Le jour même où Crépon, Petit et Lepelletier avaient conclu contre la Revision, là-bas, à l’île du Diable, Dreyfus écrivit au gouverneur de la Guyane une lettre désespérée. Il y rappelait que, depuis près de quatre années, presque à chaque courrier depuis le printemps[1], il adressait en vain appels sur appels à Félix Faure et à Boisdeffre. Toute cette dernière année — pendant laquelle la France se déchirait à cause de lui, dans le douloureux accouchement de la vérité, et que, dans l’univers entier, des millions et des millions d’êtres humains pleuraient sur lui, priaient pour lui, s’absorbaient dans sa pensée, que sa réhabilitation morale était déjà de la gloire et que lui seul ignorait ces choses, — ces derniers mois surtout, dans sa misérable case, avaient été atroces. Deniel, qui savait, redoublait de brutalité, de mesquines persécutions. En mars, quelques lettres de sa femme, de janvier, toujours le même espoir dans les mêmes termes vagues. En avril, profond silence[2] ; Henry ou Lebon avait supprimé le courrier de l’époque du procès Zola, des paroles réconfortantes qui eussent fait du bien au malheureux qui s’obstinait à ne pas mourir.
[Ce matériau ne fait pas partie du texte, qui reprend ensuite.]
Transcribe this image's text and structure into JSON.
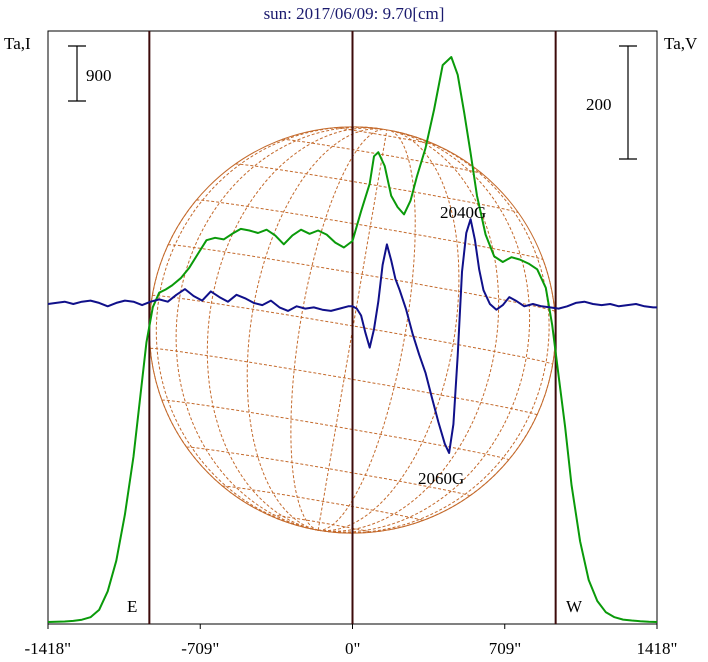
{
  "title": "sun: 2017/06/09: 9.70[cm]",
  "colors": {
    "title": "#1a1a6e",
    "frame": "#000000",
    "limb": "#3c0a0a",
    "grid": "#c46a2c",
    "intensity": "#0a9a0a",
    "polarization": "#10108a"
  },
  "chart_data": {
    "type": "line",
    "title": "sun: 2017/06/09: 9.70[cm]",
    "xlabel": "",
    "x_unit": "arcsec",
    "xlim": [
      -1418,
      1418
    ],
    "x_ticks": [
      -1418,
      -709,
      0,
      709,
      1418
    ],
    "x_tick_labels": [
      "-1418\"",
      "-709\"",
      "0\"",
      "709\"",
      "1418\""
    ],
    "left_axis_label": "Ta,I",
    "right_axis_label": "Ta,V",
    "left_scale_bar": "900",
    "right_scale_bar": "200",
    "limb_markers": [
      {
        "label": "E",
        "x": -946
      },
      {
        "label": "W",
        "x": 946
      }
    ],
    "annotations": [
      "2040G",
      "2060G"
    ],
    "grid": true,
    "series": [
      {
        "key": "intensity",
        "axis": "left",
        "x": [
          -1418,
          -1380,
          -1340,
          -1300,
          -1260,
          -1220,
          -1180,
          -1140,
          -1100,
          -1060,
          -1020,
          -990,
          -960,
          -930,
          -900,
          -870,
          -840,
          -800,
          -760,
          -720,
          -680,
          -640,
          -600,
          -560,
          -520,
          -480,
          -440,
          -400,
          -360,
          -320,
          -280,
          -240,
          -200,
          -160,
          -120,
          -80,
          -40,
          0,
          40,
          80,
          100,
          120,
          150,
          180,
          210,
          240,
          270,
          300,
          340,
          380,
          420,
          460,
          490,
          520,
          550,
          580,
          620,
          660,
          700,
          740,
          780,
          820,
          860,
          900,
          930,
          960,
          990,
          1020,
          1060,
          1100,
          1140,
          1180,
          1220,
          1260,
          1300,
          1340,
          1380,
          1418
        ],
        "values": [
          0,
          2,
          6,
          14,
          28,
          60,
          150,
          380,
          760,
          1330,
          2050,
          2750,
          3460,
          3900,
          4080,
          4120,
          4170,
          4260,
          4390,
          4560,
          4730,
          4760,
          4740,
          4810,
          4870,
          4850,
          4820,
          4860,
          4790,
          4680,
          4790,
          4860,
          4810,
          4850,
          4800,
          4700,
          4640,
          4720,
          5090,
          5430,
          5770,
          5820,
          5650,
          5280,
          5140,
          5050,
          5220,
          5520,
          5870,
          6350,
          6900,
          7000,
          6780,
          6310,
          5810,
          5280,
          4800,
          4530,
          4460,
          4520,
          4490,
          4440,
          4370,
          4140,
          3680,
          3050,
          2420,
          1700,
          1000,
          520,
          260,
          120,
          60,
          30,
          18,
          10,
          4,
          0
        ]
      },
      {
        "key": "polarization",
        "axis": "right",
        "x": [
          -1418,
          -1380,
          -1340,
          -1300,
          -1260,
          -1220,
          -1180,
          -1140,
          -1100,
          -1060,
          -1020,
          -980,
          -940,
          -900,
          -860,
          -820,
          -780,
          -740,
          -700,
          -660,
          -620,
          -580,
          -540,
          -500,
          -460,
          -420,
          -380,
          -340,
          -300,
          -260,
          -220,
          -180,
          -140,
          -100,
          -60,
          -20,
          0,
          20,
          40,
          60,
          80,
          100,
          120,
          140,
          160,
          180,
          200,
          220,
          250,
          280,
          310,
          340,
          370,
          400,
          430,
          450,
          470,
          490,
          510,
          530,
          550,
          570,
          590,
          610,
          640,
          670,
          700,
          730,
          760,
          800,
          840,
          880,
          920,
          960,
          1000,
          1040,
          1080,
          1120,
          1160,
          1200,
          1240,
          1280,
          1320,
          1360,
          1400,
          1418
        ],
        "values": [
          0,
          1,
          2,
          0,
          2,
          3,
          1,
          -2,
          1,
          3,
          2,
          -1,
          2,
          4,
          2,
          8,
          13,
          7,
          3,
          11,
          6,
          2,
          8,
          5,
          1,
          -1,
          3,
          -3,
          -6,
          -2,
          -4,
          -3,
          -5,
          -6,
          -4,
          -2,
          -2,
          -4,
          -10,
          -25,
          -38,
          -22,
          2,
          34,
          52,
          38,
          22,
          12,
          -5,
          -26,
          -44,
          -60,
          -82,
          -103,
          -122,
          -130,
          -105,
          -45,
          28,
          62,
          74,
          56,
          30,
          12,
          0,
          -5,
          -1,
          6,
          3,
          -2,
          0,
          -2,
          -3,
          -4,
          -2,
          1,
          2,
          0,
          -1,
          0,
          -2,
          -1,
          0,
          -2,
          -3,
          -3
        ]
      }
    ]
  }
}
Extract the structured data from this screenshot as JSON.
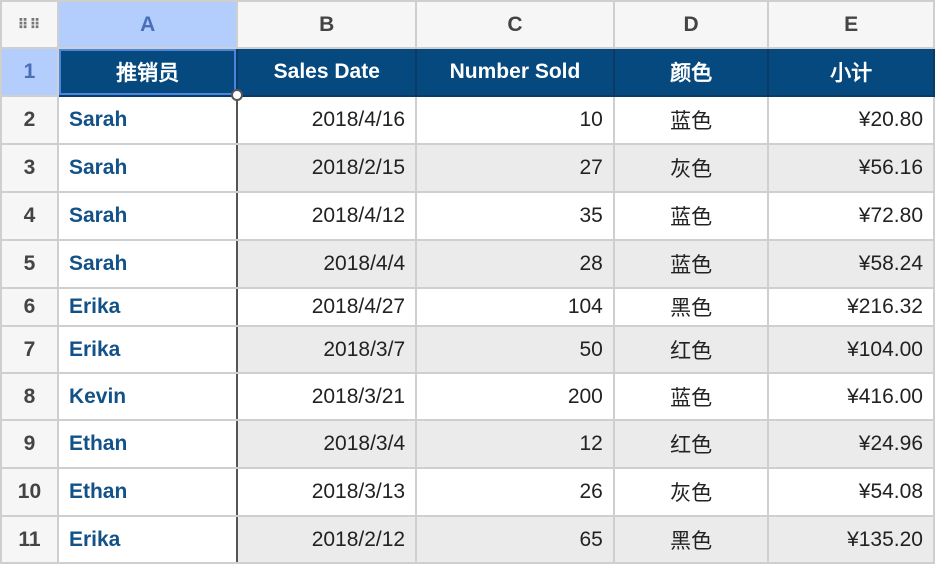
{
  "column_headers": [
    "A",
    "B",
    "C",
    "D",
    "E"
  ],
  "corner_icon": "select-all-grid-icon",
  "header_row": {
    "row_number": "1",
    "cells": [
      "推销员",
      "Sales Date",
      "Number Sold",
      "颜色",
      "小计"
    ]
  },
  "rows": [
    {
      "n": "2",
      "name": "Sarah",
      "date": "2018/4/16",
      "sold": "10",
      "color": "蓝色",
      "subtotal": "¥20.80"
    },
    {
      "n": "3",
      "name": "Sarah",
      "date": "2018/2/15",
      "sold": "27",
      "color": "灰色",
      "subtotal": "¥56.16"
    },
    {
      "n": "4",
      "name": "Sarah",
      "date": "2018/4/12",
      "sold": "35",
      "color": "蓝色",
      "subtotal": "¥72.80"
    },
    {
      "n": "5",
      "name": "Sarah",
      "date": "2018/4/4",
      "sold": "28",
      "color": "蓝色",
      "subtotal": "¥58.24"
    },
    {
      "n": "6",
      "name": "Erika",
      "date": "2018/4/27",
      "sold": "104",
      "color": "黑色",
      "subtotal": "¥216.32"
    },
    {
      "n": "7",
      "name": "Erika",
      "date": "2018/3/7",
      "sold": "50",
      "color": "红色",
      "subtotal": "¥104.00"
    },
    {
      "n": "8",
      "name": "Kevin",
      "date": "2018/3/21",
      "sold": "200",
      "color": "蓝色",
      "subtotal": "¥416.00"
    },
    {
      "n": "9",
      "name": "Ethan",
      "date": "2018/3/4",
      "sold": "12",
      "color": "红色",
      "subtotal": "¥24.96"
    },
    {
      "n": "10",
      "name": "Ethan",
      "date": "2018/3/13",
      "sold": "26",
      "color": "灰色",
      "subtotal": "¥54.08"
    },
    {
      "n": "11",
      "name": "Erika",
      "date": "2018/2/12",
      "sold": "65",
      "color": "黑色",
      "subtotal": "¥135.20"
    }
  ],
  "colors": {
    "header_bg": "#05497f",
    "name_text": "#125288",
    "selection": "#b3cdfc",
    "alt_row": "#ebebeb"
  }
}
Puis quelques lettres en copie, du printemps et du commencement de l’été, des jours sombres après la défaite, quand l’espoir semblait mort, parce qu’il n’y avait qu’avantage à ce que la tristesse des siens s’ajoutât à toutes ses tortures : « Mon cœur est trop gonflé, lui écrivait la pauvre Lucie, j’étouffe de chagrin… » En

  1. Cass., III, 330 et suiv,
  2. Cinq Années, 297.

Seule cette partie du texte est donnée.